Pete looked from his wife to the madman intruder, and shrugged. He locked the door, patted Rachel on the shoulder in passing, and retreated up the stairs. The bedroom door shut behind him. Rachel tightened the belt of her robe around her, and led Allen into the kitchen. The old dog came along, settling back onto its bed behind the stove with a sigh.
“We can talk in here,” she said. “Just keep it low.”
“I'm really sorry,” he told her again. “Why don't you go back to bed, too? We'll talk in the morning.”
“Oh, sure, while Jim is sitting there with his big ears. You want cocoa, or tea?”
Allen wanted a lot of strong coffee, but he settled for tea.
“What has happened?” she asked, moving from stove to refrigerator.
She was such a sensible woman, and Allen was desperately tired; he craved the relief of telling her all of it, of dumping his entire shitload of suspicions and fears onto someone else and letting her tell him what to do. But the very length of the story itself saved him, made him hesitate long enough to realize that he could not tell her, not until he knew the whole of it. In the end he just told her, “The boy's father died.”
Rachel set his tea down on the oilcloth and settled across the table from him with her cocoa. She had switched on a wall heater; the growing warmth combined with the fragrance of hot milk made him want to curl up next to the old dog.
“Why does the father's death bring you up here at this hour?”
Allen cupped his hands around the mug, seeing the reflection of the overhead light dancing on the surface. “I've discovered that the man was involved in illegal activities. There may be a lot of money involved. It appears that he was murdered.”
All true, however misleading.
Rachel frowned. “Are you saying the people who killed the father may come after the son as well? But why?”

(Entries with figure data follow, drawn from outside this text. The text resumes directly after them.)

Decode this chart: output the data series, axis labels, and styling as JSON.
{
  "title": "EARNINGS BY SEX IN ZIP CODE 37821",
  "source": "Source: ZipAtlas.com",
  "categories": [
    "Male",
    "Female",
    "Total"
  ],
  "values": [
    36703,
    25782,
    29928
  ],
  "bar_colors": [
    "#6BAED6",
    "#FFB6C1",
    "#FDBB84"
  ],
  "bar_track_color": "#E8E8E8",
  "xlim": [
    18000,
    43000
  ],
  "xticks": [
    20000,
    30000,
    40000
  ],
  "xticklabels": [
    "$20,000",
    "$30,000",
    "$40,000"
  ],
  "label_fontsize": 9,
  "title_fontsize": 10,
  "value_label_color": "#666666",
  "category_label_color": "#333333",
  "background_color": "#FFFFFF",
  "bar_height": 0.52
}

“Rachel, I honestly can't go into it here and now. You'll just have to believe me when I say, I have to take the boy away.”

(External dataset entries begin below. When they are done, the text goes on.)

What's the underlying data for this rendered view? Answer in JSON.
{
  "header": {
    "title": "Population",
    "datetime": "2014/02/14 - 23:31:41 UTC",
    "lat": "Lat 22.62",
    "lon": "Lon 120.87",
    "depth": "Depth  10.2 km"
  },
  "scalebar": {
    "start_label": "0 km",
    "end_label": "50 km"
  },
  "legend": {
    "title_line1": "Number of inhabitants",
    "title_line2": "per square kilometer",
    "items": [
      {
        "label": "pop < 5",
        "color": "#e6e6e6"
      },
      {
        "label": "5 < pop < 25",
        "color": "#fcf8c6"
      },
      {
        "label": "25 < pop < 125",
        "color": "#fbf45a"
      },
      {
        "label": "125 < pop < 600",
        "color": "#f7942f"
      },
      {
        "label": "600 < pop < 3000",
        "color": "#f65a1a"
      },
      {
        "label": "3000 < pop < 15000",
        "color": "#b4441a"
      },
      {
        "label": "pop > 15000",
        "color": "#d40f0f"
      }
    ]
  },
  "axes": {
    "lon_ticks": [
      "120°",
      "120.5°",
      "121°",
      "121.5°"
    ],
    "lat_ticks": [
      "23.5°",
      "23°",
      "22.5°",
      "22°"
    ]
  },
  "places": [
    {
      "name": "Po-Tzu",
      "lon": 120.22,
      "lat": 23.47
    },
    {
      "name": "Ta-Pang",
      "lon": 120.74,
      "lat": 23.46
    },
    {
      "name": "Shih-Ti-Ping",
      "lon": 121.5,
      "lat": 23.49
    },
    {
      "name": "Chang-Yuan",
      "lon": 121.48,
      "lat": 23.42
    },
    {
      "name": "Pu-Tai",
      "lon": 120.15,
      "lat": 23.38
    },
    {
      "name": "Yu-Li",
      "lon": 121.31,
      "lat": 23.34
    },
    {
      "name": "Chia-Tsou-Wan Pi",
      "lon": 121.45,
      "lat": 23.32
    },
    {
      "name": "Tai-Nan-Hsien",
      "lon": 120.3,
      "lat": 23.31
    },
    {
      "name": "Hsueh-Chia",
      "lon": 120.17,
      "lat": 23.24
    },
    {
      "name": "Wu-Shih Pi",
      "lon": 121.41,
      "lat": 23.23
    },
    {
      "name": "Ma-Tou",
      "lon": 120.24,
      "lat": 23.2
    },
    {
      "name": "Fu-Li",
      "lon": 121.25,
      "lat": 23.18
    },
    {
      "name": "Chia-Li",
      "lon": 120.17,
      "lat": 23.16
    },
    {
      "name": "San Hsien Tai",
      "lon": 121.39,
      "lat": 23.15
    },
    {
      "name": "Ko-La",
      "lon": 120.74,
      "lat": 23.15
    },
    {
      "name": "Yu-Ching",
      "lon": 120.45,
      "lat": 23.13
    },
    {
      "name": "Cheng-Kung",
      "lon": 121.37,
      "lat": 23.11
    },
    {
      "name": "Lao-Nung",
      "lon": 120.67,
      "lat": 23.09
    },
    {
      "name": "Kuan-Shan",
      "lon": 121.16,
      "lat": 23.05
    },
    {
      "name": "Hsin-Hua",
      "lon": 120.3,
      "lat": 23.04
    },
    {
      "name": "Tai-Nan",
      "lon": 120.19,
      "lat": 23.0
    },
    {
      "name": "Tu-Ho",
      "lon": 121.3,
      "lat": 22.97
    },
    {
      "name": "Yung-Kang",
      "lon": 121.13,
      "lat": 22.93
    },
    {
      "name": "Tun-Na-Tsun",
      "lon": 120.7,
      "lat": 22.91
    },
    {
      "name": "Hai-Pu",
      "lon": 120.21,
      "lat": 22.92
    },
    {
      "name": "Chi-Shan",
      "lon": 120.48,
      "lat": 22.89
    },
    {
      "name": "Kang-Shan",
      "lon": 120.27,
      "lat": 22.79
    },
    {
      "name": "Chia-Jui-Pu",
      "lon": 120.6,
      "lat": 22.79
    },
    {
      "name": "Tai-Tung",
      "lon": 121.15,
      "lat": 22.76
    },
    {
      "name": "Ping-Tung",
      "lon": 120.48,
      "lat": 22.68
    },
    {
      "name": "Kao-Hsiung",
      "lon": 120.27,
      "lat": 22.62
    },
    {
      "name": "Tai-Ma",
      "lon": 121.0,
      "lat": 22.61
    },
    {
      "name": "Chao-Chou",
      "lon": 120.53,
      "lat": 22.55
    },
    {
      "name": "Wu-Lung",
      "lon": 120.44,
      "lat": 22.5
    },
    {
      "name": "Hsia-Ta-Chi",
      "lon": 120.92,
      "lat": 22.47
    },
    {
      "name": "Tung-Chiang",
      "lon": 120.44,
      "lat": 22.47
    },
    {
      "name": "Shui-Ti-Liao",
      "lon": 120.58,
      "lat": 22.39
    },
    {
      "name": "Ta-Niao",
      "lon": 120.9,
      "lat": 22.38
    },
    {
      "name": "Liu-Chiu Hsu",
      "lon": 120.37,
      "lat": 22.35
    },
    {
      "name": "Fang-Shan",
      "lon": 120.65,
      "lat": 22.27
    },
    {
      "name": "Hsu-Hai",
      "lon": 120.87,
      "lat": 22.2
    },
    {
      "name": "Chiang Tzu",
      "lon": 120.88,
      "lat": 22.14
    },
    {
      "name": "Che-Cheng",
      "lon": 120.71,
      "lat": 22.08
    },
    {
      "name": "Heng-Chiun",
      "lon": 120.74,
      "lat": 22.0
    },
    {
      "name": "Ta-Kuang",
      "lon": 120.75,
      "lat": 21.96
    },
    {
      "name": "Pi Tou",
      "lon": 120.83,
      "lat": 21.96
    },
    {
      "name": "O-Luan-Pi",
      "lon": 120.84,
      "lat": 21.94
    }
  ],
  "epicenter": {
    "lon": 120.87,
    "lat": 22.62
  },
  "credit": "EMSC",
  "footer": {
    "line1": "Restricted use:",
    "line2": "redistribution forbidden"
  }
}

“You can't, Allen, you just can't. Last week we had his first night without horrible dreams. He denies he has them, but he sleeps with the light full on. He hurts himself, or puts himself at risk to be hurt. He's been here for three months and he's only now on the edge of putting out lines of communication. He's just beginning to trust us.”
Trust: the hardest lesson of all for abused children to learn. Most never did.
“It may not be for long. I'll try my best. But if the father's dead, circumstances have changed. We can't simply leave him here.”
“Why not?”
Because he may have killed the man,
was the response on the tip of Allen's tongue.
Because his father's systematic emotional torture may have been more successful than he could have imagined, and he's built himself a killer for a son. Because I know how it feels to hate an abusive authority figure so much that in the end you become him. I know how it feels to murder. And I have to take Jamie aside to a quiet place where I can look into his eyes, and know if there's a killer looking back at me.
But he could say none of that here. Merely, “I'll make sure he understands that I'm the one to blame, not you and Pete. It's possible that I'll be able to bring him back here, and if so, it would be better if you appeared to be victims, too.”
“But why would anyone want to harm Jim?”
Why indeed, if the father was out of the picture? “I don't know that they do. But I need to be sure, before I can let him stay here.” That much was true.
“And if they come here, and find him missing? What will they do?”
He was so tired he wasn't thinking straight. Of course his nightmare scenario led straight to this question, which would be a valid concern if any of the rest of it was true. He needed to reassure her that there wasn't some band of murderous thugs on the boy's trail, about to burst in some night and murder her family, but he couldn't very well do that without telling her that the only potential murderous thug was an adolescent boy already sheltering under her roof. “Rachel, look. No one is after him. His father's plane went down, apparently with him on board. They haven't recovered the body yet, but surely you can see that it changes everything. The father's not there, and the boy will probably inherit a lot of money. I have to take him back.”